At age ten or twelve during the summers, my friend Peter Beichman (whose dad also owned a hardware storehis on the Bowery) and I joined the Sheepshead Bay Boy's Club, which allowed us to go on any of the fishing boats in the Bay for a quarter or a half-dollar. Some of the boats (the Effort and the Elmar, I think) were converted submarine chasers from World War II. I never ate fish, but really enjoyed fishing.
To the east was Marine Park, where I played baseball, once against a team with Joe Torre, whose brother Frank was still playing in the bigs. One of Joe's teammates used to say "Come on, Joe Torre, brother of Frank Torre, get a hit!"
Although I never knew exactly where it was (we took the bus and trolley), I went north to Ebbett's Field very often during the summer months. We scoured the gutters for Dixie Cup lids and wrappers or sticks from Borden's (?) ice cream pops, and could turn in ten of them in (with seventy-five cents?) for a ticket to the bleachers, from where we often snuck around to behind third base as the game progressed. I loved that ballpark and those Dodgers, and my heart broke, along with the hearts of most of the rest of Brooklyn, when they inexplicably moved to L.A. I think I've never recovered.

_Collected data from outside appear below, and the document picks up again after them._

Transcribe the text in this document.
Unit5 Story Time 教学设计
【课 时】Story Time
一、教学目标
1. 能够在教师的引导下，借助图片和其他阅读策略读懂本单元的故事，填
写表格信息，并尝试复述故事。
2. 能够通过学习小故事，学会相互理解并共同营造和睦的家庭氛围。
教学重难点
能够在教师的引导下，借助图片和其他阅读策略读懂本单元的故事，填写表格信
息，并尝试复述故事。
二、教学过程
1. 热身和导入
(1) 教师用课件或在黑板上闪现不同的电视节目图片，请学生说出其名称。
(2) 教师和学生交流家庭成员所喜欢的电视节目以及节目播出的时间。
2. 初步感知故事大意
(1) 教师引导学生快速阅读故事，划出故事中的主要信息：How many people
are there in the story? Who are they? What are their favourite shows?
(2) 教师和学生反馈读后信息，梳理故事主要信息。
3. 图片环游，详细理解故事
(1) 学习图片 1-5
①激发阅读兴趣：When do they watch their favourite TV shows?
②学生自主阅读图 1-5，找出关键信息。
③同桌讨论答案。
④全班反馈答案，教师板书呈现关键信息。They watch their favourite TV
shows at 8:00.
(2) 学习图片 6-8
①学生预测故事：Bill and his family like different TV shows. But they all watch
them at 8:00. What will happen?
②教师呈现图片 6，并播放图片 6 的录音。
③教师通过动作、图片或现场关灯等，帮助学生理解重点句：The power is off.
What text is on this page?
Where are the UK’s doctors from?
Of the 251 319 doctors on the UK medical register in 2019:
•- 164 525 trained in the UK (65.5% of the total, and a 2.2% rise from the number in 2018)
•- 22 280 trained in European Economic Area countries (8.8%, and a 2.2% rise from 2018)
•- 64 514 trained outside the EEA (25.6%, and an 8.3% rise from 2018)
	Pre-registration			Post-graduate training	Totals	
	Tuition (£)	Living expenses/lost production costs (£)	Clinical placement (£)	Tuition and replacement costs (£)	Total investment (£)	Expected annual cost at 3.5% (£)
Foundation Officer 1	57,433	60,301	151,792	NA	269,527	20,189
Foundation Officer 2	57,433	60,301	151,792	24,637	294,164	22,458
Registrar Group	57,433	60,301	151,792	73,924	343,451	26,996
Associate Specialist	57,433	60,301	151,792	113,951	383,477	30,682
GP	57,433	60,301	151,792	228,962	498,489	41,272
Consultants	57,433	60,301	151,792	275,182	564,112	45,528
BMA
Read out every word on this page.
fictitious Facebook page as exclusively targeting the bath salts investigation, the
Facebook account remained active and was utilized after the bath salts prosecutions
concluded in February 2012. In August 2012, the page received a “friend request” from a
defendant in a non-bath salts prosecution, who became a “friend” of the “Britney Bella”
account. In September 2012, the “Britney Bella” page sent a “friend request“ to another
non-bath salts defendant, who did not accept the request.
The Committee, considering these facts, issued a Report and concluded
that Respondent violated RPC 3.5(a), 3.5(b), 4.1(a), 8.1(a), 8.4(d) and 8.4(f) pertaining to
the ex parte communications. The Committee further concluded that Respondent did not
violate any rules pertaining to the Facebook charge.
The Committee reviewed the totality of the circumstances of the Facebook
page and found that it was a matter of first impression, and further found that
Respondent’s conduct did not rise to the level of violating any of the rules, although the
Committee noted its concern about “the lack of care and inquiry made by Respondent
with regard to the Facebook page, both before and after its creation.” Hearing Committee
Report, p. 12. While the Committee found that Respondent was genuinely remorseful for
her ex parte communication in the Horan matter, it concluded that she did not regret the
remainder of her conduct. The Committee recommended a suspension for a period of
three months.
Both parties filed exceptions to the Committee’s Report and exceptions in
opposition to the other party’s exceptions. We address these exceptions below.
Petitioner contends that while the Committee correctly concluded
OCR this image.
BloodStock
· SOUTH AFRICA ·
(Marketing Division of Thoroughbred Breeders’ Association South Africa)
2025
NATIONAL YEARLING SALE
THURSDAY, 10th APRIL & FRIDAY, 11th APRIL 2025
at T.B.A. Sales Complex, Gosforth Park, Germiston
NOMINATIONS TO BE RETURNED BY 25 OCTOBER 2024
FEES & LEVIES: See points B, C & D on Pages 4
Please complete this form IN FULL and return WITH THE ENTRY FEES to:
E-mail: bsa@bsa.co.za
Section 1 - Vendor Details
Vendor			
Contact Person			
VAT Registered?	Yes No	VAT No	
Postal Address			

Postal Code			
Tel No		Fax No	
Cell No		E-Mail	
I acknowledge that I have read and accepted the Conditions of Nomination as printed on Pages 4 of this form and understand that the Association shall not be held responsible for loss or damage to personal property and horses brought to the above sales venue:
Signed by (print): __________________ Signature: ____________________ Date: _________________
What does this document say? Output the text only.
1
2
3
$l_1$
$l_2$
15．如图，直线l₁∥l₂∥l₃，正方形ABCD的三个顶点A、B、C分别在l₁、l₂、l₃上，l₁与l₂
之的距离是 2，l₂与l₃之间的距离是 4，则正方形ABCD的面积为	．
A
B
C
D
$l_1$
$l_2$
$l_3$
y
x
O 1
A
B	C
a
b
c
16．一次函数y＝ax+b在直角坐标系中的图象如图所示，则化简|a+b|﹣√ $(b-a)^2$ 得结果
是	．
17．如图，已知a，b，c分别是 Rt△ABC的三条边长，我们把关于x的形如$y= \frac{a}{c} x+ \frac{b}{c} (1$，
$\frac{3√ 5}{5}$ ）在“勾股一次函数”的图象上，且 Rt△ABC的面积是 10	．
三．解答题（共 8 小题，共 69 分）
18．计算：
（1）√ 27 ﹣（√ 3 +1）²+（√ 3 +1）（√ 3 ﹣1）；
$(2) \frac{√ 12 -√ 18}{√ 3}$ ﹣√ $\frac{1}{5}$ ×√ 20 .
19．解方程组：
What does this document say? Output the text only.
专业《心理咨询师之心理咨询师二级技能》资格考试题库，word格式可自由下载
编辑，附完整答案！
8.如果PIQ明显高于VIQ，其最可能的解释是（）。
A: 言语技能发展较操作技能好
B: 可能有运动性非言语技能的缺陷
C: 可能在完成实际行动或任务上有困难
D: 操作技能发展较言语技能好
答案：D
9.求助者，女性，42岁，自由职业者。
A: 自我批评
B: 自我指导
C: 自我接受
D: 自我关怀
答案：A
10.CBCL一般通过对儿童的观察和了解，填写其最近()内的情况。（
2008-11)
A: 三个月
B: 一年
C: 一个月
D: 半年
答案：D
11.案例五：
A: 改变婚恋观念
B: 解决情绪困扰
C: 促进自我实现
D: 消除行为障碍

Also somewhere north was Prospect Park and the Botanical Gardens, but they weren't very important to me. In fact, most of Brooklyn was foreign to me until after I moved to Lawn Guyland, with great sadness, in '61.
In and around my apartment building, we played (with Spaldeens) stoopball, box baseball, punchball, slapball, Chinese handball, stickball against a wall and on a bounce in the middle of the street. We played skelly, flipped and traded baseball cards, roller skated, and rode our bikes with baseball cards flapping in the spokes.
While in high school, I learned to shoot pool, much to my mother's displeasure. Especially on Yom Kippur when she caught me in Joe's Pool Room on Avenue X. What a sleazy, wonderful place that was! Joe really liked me, and let me run the joint while he escaped to the sunlight from time to time. It was there that I learned to play three-cushion billiards really well. I graduated to Barney's Pool Room (and bowling alley) on E. 13th St., just off the Highway. Barney's, although also underground, was a bit more respectable. They sold food there and had a ladies room! Floyd, a black man in his thirties or forties, worked there much of the time. He spoke Yiddish better than my father.
God . . . I could write a book. I think I just did! Sorry.